To address the inefficiency of repeatedly fine-tuning quantized large language models (LLMs) for distinct bit-width configurations on edge devices, this work proposes a training-free dynamic adaptation framework. Methodologically, it introduces a configuration-aware mechanism that leverages Pareto-optimal frontier search to construct a high-quality set of quantization configurations, and designs a quantization configuration mapping network to dynamically steer LoRA adapters for real-time layer-wise heterogeneous bit-width assignment. The core contribution lies in enabling cross-configuration knowledge transfer and zero-overhead adaptive adjustment without retraining. Experiments demonstrate that, without any additional fine-tuning, our method matches or surpasses dedicated fine-tuned baselines in accuracy, significantly enhancing deployment flexibility and efficiency of quantized LLMs on resource-constrained edge devices.

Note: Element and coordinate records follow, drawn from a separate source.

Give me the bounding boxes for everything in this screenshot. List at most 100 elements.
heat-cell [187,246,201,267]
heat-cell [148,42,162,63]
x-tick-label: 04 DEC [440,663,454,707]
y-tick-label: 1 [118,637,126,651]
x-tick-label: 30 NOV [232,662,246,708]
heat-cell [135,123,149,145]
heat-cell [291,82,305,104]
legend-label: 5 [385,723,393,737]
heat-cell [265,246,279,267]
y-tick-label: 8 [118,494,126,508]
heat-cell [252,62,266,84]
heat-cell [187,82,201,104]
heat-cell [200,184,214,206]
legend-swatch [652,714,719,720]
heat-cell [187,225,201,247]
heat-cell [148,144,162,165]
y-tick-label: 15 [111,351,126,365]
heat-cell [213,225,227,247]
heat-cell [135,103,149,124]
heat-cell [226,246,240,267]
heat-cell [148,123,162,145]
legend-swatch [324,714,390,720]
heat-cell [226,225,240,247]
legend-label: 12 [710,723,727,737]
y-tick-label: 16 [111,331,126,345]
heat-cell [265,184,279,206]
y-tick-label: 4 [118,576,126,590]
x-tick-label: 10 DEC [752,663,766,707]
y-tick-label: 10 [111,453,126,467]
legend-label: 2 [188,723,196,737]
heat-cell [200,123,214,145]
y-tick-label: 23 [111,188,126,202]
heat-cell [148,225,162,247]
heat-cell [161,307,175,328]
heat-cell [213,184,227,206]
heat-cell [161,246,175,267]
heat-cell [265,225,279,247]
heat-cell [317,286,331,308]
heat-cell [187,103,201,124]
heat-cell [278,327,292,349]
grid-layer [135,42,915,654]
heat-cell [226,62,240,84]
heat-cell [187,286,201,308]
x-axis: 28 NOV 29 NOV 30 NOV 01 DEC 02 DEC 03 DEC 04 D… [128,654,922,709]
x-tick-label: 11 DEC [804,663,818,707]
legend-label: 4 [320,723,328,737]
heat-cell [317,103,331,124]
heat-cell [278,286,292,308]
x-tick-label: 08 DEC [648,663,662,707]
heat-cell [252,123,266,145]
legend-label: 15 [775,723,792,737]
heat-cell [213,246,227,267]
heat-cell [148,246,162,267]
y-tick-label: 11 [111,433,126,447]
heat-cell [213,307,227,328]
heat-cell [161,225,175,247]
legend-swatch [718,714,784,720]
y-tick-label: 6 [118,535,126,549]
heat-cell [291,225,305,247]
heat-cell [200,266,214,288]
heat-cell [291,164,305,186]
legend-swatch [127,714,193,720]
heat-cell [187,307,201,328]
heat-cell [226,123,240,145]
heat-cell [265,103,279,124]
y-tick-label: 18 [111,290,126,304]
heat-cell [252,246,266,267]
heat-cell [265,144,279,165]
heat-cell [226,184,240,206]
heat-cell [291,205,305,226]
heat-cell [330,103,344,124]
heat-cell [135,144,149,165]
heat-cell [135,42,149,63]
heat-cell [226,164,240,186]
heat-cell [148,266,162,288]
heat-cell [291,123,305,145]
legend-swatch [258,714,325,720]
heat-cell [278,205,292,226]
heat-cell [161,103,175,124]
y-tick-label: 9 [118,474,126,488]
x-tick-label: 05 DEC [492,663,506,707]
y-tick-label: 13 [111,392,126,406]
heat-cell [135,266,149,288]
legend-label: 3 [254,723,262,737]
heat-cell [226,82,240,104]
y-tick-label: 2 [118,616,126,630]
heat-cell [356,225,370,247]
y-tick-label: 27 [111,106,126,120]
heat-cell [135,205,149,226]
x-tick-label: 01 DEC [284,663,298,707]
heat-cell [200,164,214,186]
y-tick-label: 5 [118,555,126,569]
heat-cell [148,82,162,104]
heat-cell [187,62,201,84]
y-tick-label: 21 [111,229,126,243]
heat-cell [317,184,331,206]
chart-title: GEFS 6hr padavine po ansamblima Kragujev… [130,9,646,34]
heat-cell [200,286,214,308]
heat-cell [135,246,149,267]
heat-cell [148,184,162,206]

As increasingly large pre-trained models are released, deploying them on edge devices for privacy-preserving applications requires effective compression. Recent works combine quantization with the fine-tuning of high-precision LoRA adapters, which can substantially reduce model size while mitigating the accuracy loss from quantization. However, edge devices have inherently heterogeneous capabilities, while performing configuration-wise fine-tuning for every quantization setting is computationally prohibitive. In this paper, we propose CoA-LoRA, a method that dynamically adjusts the LoRA adapter to arbitrary quantization configurations (i.e., the per-layer bit-width choices of a pre-trained model) without requiring repeated fine-tuning. This is accomplished via a configuration-aware model that maps each configuration to its low-rank adjustments. The effectiveness of this model critically depends on the training configuration set, a collection of configurations chosen to cover different total bit-width budgets. However, constructing a high-quality configuration set is non-trivial. We therefore design a Pareto-based configuration search that iteratively optimizes the training configuration set, yielding more precise low-rank adjustments. Our experiments demonstrate that, unlike the state-of-the-art methods that require fine-tuning a separate LoRA adapter for each configuration, CoA-LoRA incurs no additional time cost while achieving comparable or even superior performance to those methods.